Pourquoi Biden ne peut pas baisser les prix de l’essence

L’administration Biden besoin de baisser le prix de l’essence bientôt. Mais il peut avoir besoin d’un soutien pour plus de production de pétrole et de gaz à long terme – à l’opposé de ce qu’il veut faire pour lutter contre le changement climatique.

Pourquoi est-ce important: Jusqu’à présent, le résultat a été des rapports mitigés et des tensions croissantes dans le secteur de l’énergie, dont la Maison Blanche a besoin pour aider à réduire les prix du gaz.

  • La relation entre l’industrie et la Maison Blanche a de réelles ramifications, car si elles sont controversées et fragmentées, il peut être plus difficile d’obtenir un soulagement.
  • Et pour les consommateurs, les prix du gaz devraient rester élevés dans un avenir prévisible, malgré une exonérations proposées de la taxe sur l’essence.

Grande image: L’administration Biden a appelé l’industrie pétrolière à augmenter la production et la production des raffineries dans un avenir proche, tandis que la Maison Blanche reste déterminée à s’éloigner des combustibles fossiles à long terme pour réduire la gravité du changement climatique.

  • “Nous pouvons faire face à cette crise immédiate des prix élevés du gaz et continuer à capter l’avenir de l’énergie propre.” Biden a déclaré mercredi.
  • Pour les responsables du pétrole, cela n’indique pas une volonté d’introduire des politiques qui encourageraient les entreprises à dépenser de l’argent dans de nouvelles capacités de forage ou de raffinage – c’est ce qu’ils disent être nécessaire pour augmenter suffisamment les approvisionnements pour faire baisser les prix.

L’industrie a n’était pas subtil dans ses questions: Plus de permis pour le forage sur les terres publiques, l’approbation des pipelines et la prise d’autres mesures – s’abstenir de certaines mesures réglementaires pour encourager plus d’argent à investir dans les infrastructures énergétiques.

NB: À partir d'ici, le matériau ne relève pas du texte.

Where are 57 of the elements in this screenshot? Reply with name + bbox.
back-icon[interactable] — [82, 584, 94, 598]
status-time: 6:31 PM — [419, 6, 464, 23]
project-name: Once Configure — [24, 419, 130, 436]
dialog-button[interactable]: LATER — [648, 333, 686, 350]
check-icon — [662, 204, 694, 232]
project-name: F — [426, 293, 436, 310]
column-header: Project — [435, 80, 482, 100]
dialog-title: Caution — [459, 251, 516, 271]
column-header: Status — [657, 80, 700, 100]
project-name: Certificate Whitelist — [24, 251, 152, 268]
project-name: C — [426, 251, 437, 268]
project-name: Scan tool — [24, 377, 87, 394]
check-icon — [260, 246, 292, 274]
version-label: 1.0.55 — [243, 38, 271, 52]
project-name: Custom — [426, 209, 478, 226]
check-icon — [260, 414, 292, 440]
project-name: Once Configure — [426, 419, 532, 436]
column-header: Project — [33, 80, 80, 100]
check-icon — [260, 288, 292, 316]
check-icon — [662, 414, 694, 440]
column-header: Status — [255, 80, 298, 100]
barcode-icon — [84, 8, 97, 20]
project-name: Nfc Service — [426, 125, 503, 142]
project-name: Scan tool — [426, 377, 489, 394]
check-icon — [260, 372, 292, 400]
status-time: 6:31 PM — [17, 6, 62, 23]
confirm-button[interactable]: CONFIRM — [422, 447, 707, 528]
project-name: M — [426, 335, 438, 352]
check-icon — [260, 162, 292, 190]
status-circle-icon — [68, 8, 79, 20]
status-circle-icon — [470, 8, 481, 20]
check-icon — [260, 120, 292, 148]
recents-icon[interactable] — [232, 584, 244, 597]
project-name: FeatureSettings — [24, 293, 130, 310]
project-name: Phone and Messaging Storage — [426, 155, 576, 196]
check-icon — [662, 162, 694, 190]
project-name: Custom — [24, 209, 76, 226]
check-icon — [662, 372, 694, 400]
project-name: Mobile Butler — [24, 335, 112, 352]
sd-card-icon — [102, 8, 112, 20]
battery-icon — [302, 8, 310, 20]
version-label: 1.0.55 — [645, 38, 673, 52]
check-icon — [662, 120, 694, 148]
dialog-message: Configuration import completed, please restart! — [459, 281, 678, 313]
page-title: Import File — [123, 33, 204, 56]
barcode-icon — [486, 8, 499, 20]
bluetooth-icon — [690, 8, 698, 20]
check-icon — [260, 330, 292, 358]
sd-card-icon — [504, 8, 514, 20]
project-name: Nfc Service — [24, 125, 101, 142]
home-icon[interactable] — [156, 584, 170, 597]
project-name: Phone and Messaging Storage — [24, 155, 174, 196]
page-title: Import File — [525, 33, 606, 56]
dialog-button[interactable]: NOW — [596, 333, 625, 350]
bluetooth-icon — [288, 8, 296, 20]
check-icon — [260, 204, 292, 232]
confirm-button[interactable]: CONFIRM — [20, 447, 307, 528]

  • C’est ce qu’a déclaré le fondateur et président de Rapidan Energy Bob McNally La Maison Blanche estime que « j’ai besoin de plus de pétrole maintenant. J’ai besoin de plus de capacité de recyclage “sans” bénir la nouvelle infrastructure à long terme “en raison de la nécessité de passer à des sources d’énergie propres.
  • “C’est là que se situe l’écart”, a-t-il déclaré dans une interview avec Axios.

Augmenter: De plus, l’industrie hésite à dépenser de l’argent pour pomper plus de pétrole, étant donné le stress des récents cycles de croissance et de déclin. Il n’y a pas si longtemps les prix du pétrole ont chuté lors des premiers blocages du coronavirus.

  • “Lorsque l’industrie voit les prix du pétrole augmenter comme un clair de lune”, a déclaré McNally, “la prochaine chose à laquelle ils pensent est l’autre côté”, la prochaine forte baisse des prix.
  • La semaine dernière Biden envoie une lettre aux chefs des plus grandes raffineries de pétrole aux États-Unis, les encourageant à produire plus de pétrole. Cependant, la plupart des raffineries fonctionnent déjà à leur capacité maximale ou presque. La ministre de l’Énergie, Jennifer Grenholm, doit rencontrer les PDG jeudi.

Terrain: L’industrie est impliquée dans une guerre des mots avec la Maison Blanche, qui battait son plein cette semaine. La friction était évidente, par exemple, dans Réponse écrite du PDG de Chevron, Mike Wirth sur la lettre de Biden aux raffineurs.

  • “Résoudre cette situation nécessite une action réfléchie et une volonté de travailler ensemble, pas une rhétorique politique”, a écrit Wirth.
  • McNally dit que l’administration Biden ne semble pas se rendre compte que l’industrie pétrolière ne peut pas ouvrir le robinet un jour et le fermer le lendemain, compte tenu des problèmes de calendrier, d’investissement en capital et de chaîne d’approvisionnement.
  • La production de pétrole progresse lentement, ce qui, selon l’industrie, repose en partie sur appelle à la maîtrise des coûts.
  • Une partie de la controverse peut survenir en raison du manque d’interaction personnelle de Biden avec les leaders de l’industrie, avec des réunions qui étaient rares par rapport au temps qu’il a passé avec des chefs d’autres secteurs.

L’essence: McNally a déclaré que l’industrie aurait été plus à l’aise avec la politique et la rhétorique de l’ère Obama-Biden lorsque la Maison Blanche a publiquement plaidé pour une stratégie énergétique de “tout ce qui précède”.